Penelope and I were walking around the Edgecote Estate the other day and we were chatting about how lovely it was now that the Solstice had passed and the days were getting longer. This got me to thinking how much longer each day might be than the previous one. So, after a bit of research on the interweb I ran across a site where one could download a spreadsheet of the sunrise and sunset times for anywhere in the world. Taking the data for the UK it turns out that in late December/early January the days are only a few seconds longer than the previous day. As the year passes these differences accelerate, of course, until we reach the Summer Solstice and then it’s all downhill again. Interesting to learn that the length of our days vary from about 7 hours and 34 minutes in the depths of December to 16 hours and 56 minutes at the solstice in June. Even better, on Thursday I ran across an article in the Guardian which explained that we would be getting an extra second in June this year due to the gradual slowing down of the earth’s rotation – what a bonus! How thoughtful of them to give us the extra second during the summer when, hopefully, we can enjoy it.
Speaking of all those hours of sunlight in summer, how about a few photos of the Harbin International Ice & Snow Festival in China to cheer you up?
One of the actions the new coalition government took on taking office in 2010 was to fix the length of Parliament and hence the date of the next election. Just about everyone, including me, thought at the time that this was a pretty sensible idea. It had always struck me as somewhat bizarre that the current government was allowed to choose the date of the election, up to a maximum of five years following the previous one. This meant that governments could (and they certainly did) manipulate the economy in the short term to give themselves an electoral advantage whenever they chose to call the election. So, the idea of setting the date of the next election five years in advance seemed a good idea.

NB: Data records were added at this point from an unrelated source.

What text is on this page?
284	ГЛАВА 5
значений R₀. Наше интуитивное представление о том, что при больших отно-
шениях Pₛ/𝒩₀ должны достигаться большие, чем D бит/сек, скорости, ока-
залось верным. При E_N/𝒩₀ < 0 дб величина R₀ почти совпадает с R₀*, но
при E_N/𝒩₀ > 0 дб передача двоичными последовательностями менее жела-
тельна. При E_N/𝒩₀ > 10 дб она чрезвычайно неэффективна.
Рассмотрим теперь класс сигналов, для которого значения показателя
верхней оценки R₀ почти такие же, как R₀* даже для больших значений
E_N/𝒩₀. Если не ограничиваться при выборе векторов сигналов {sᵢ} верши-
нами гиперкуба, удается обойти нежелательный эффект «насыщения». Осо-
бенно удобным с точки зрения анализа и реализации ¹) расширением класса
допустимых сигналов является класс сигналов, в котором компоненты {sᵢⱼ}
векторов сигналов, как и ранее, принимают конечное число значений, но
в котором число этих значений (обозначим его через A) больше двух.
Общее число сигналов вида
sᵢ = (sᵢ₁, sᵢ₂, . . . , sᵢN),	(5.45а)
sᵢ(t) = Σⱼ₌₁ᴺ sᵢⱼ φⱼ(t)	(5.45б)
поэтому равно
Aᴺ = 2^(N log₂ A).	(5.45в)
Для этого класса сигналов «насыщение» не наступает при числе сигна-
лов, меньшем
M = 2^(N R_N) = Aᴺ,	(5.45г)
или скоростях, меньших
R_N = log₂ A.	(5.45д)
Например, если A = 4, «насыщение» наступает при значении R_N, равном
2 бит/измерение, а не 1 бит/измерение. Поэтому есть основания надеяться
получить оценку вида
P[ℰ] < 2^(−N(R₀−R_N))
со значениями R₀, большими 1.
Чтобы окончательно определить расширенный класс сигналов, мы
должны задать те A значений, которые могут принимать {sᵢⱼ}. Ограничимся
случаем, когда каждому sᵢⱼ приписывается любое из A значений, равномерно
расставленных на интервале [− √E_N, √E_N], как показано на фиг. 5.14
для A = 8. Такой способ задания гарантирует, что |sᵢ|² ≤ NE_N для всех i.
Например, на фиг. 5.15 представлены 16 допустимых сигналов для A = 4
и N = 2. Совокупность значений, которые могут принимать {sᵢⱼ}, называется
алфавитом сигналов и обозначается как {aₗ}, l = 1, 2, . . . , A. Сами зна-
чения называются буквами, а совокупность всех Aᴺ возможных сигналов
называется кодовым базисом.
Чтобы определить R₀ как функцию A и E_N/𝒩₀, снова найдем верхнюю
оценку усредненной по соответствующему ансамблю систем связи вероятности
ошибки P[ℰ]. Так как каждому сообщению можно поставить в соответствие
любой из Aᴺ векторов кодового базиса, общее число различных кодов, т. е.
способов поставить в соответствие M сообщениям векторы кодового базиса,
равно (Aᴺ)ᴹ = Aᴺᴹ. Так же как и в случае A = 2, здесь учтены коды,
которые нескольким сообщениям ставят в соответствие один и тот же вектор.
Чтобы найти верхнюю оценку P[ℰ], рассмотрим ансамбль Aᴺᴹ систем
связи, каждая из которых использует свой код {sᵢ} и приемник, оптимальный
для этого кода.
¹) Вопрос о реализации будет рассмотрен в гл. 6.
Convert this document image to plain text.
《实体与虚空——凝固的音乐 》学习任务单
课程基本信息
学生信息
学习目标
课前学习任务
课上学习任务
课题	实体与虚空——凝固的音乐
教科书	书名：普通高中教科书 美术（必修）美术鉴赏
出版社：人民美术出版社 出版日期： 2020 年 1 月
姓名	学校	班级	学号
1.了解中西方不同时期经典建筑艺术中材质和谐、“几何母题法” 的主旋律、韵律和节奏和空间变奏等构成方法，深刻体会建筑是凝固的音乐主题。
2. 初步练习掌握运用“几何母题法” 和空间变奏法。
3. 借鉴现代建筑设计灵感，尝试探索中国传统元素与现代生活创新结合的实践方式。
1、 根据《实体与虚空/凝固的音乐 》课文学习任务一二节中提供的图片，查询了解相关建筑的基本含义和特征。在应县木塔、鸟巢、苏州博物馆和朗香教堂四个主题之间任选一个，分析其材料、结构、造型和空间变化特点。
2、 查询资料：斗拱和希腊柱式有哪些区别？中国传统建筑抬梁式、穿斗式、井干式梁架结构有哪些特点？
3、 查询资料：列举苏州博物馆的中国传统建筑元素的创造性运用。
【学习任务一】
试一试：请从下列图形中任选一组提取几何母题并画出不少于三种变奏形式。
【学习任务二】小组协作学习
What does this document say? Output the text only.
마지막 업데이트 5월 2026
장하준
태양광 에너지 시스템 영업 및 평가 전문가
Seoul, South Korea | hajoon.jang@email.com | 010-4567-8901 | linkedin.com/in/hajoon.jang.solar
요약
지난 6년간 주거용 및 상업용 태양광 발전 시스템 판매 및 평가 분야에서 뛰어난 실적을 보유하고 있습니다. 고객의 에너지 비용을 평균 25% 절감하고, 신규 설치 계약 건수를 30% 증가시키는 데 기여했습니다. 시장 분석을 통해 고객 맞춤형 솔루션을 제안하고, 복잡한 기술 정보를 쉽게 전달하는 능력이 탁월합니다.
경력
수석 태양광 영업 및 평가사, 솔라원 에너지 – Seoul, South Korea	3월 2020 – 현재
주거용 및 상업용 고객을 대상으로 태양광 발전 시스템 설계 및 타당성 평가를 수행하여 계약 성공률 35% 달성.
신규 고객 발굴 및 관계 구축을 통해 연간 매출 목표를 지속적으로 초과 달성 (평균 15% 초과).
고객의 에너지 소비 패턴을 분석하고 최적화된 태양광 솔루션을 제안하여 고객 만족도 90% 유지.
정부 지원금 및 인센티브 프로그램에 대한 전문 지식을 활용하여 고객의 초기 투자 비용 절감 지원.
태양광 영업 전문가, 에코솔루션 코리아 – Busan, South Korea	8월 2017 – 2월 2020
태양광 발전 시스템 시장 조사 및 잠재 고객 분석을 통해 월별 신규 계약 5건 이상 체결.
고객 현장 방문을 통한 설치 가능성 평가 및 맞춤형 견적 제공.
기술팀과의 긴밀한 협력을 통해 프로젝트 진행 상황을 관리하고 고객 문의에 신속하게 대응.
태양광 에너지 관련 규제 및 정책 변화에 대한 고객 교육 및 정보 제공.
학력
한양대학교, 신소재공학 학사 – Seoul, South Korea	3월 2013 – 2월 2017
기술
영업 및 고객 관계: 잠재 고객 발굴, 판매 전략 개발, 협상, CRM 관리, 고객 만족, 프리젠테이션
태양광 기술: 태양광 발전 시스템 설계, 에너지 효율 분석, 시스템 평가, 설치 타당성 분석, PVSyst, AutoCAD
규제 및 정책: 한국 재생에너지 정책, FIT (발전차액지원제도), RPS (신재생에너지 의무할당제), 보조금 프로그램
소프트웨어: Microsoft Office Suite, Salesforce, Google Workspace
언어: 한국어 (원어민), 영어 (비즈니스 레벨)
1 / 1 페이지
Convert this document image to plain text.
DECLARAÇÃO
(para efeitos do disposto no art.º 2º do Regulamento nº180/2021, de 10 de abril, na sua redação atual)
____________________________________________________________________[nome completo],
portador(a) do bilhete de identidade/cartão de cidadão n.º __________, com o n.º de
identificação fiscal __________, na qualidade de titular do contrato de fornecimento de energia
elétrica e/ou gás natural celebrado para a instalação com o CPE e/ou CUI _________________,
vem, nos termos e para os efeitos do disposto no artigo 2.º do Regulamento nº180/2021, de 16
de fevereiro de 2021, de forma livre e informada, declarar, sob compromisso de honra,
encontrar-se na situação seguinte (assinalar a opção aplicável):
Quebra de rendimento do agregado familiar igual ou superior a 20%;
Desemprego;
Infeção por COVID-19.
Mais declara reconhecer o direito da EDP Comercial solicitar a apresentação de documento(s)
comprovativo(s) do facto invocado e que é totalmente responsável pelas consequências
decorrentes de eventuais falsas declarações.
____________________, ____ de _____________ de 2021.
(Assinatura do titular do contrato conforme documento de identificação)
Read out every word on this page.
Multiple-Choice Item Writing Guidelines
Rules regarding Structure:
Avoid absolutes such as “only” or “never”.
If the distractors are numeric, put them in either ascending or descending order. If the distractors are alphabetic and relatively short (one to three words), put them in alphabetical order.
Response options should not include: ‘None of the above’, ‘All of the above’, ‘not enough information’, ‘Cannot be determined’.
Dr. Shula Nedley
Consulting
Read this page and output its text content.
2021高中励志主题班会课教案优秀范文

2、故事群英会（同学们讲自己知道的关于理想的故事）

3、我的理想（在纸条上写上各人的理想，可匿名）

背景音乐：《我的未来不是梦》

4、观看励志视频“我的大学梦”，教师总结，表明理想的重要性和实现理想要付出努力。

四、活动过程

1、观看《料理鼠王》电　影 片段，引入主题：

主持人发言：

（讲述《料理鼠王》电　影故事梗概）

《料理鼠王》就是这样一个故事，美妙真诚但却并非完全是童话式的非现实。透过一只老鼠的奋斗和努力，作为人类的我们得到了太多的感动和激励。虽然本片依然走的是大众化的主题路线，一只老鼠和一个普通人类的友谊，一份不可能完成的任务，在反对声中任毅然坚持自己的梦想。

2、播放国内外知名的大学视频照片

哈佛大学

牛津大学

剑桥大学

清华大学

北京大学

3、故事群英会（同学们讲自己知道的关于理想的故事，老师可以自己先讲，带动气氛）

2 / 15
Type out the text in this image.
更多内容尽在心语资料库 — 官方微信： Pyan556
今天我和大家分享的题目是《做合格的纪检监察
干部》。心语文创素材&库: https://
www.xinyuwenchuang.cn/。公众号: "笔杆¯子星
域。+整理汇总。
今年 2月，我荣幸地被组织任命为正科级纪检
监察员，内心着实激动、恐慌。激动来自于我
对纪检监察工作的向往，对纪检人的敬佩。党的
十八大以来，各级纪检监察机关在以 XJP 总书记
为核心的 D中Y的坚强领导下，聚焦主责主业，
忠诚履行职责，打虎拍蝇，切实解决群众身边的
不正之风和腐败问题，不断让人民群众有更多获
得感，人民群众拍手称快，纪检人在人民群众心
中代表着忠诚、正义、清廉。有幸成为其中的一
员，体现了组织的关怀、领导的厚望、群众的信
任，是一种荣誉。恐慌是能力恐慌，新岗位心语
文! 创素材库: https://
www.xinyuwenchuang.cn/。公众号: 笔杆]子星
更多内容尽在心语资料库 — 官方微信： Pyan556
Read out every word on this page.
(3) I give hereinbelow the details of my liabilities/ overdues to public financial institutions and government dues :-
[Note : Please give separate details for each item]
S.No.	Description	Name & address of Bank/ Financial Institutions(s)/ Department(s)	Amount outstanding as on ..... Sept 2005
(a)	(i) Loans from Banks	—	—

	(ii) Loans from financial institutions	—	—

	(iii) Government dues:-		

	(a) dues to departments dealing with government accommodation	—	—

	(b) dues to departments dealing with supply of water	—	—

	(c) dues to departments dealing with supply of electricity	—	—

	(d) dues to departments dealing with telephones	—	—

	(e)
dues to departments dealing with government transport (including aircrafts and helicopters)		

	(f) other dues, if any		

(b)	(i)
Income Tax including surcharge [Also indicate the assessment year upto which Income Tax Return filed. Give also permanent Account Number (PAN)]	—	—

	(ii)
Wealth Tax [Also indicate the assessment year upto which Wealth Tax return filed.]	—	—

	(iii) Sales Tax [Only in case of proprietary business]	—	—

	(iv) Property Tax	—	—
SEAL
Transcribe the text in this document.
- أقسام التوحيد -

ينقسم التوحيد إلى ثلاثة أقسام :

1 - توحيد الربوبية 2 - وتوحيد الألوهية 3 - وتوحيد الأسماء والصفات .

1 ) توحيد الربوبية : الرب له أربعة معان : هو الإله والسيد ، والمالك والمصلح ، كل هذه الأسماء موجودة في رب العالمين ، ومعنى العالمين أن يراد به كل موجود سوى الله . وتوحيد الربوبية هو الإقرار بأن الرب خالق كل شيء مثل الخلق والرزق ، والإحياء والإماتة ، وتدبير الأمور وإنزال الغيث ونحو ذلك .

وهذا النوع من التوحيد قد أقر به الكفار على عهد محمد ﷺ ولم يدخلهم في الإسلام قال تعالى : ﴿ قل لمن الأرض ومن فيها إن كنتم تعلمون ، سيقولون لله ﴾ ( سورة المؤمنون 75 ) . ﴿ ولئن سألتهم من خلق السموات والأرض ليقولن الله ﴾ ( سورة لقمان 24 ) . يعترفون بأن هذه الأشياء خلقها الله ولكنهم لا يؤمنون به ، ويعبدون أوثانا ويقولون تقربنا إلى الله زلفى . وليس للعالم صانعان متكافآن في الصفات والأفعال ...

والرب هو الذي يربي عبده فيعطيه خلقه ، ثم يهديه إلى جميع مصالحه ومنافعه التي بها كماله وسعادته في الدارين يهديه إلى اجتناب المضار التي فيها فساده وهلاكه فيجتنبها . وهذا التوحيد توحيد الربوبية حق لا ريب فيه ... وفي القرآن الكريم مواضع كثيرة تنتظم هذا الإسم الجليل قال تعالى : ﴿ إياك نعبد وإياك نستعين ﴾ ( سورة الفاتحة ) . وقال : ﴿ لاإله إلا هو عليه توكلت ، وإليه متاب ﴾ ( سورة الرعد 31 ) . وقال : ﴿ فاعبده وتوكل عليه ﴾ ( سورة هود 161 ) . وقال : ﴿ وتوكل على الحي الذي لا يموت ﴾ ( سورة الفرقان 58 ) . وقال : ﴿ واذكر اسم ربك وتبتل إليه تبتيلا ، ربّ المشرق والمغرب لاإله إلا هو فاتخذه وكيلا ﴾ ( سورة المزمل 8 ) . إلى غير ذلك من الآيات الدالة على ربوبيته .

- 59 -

Unfortunately, an unintended side effect is that we now face an unwelcome and thoroughly depressing extended election campaign. Previously, there would be a month or so of campaigning leading up to the announcement of the date of the election which was never more than a month away. Now, since everyone knows the election is going to be held in May, the campaigns have already started with the usual lies, counter lies and sound bite politics. And, we have a depressing five months of this nonsense to look forward to. Thankfully, it’s not yet on the scale of the continual 24/7 365 days/year of campaigning the Americans get to enjoy all the time – since Congressional elections are held every two years, life is essentially one long campaign and hence it’s hardly surprising that Congress has the reputation for getting nothing done – the Representatives are always having to look forward to the next election to ensure they keep their place at the trough.
So, the campaign has started and the Tories set the tone with their first election poster which was unveiled soon after the New Year.
Of course, there were immediate accusations of lying – the poster contains the claim that the government has halved the deficit. True if you take the deficit as a proportion of GDP; false if you take the value of the actual deficit.
But more amusingly, there was some debate about whether such a well-maintained road could be found anywhere in the UK following the government cuts on infrastructure expenditure. When questioned, the Chancellor, Osborne the Tit, said:
It’s a British picture, a British road.
And there we have the second lie of the campaign – the original photograph, it turns out, is of a road in Germany taken in 2008.
And while I am in a ranting mood, I ran across an article by Michael Rosin in the Guardian concerning the education “reforms” introduced by the idiot Gove – it turns out that the central plank of his “reforms” – allowing any idiot to run a school with unqualified teachers and no local authority support – has turned out to be a colossal waste of money and unsuccessful at raising standards. Quelle surprise!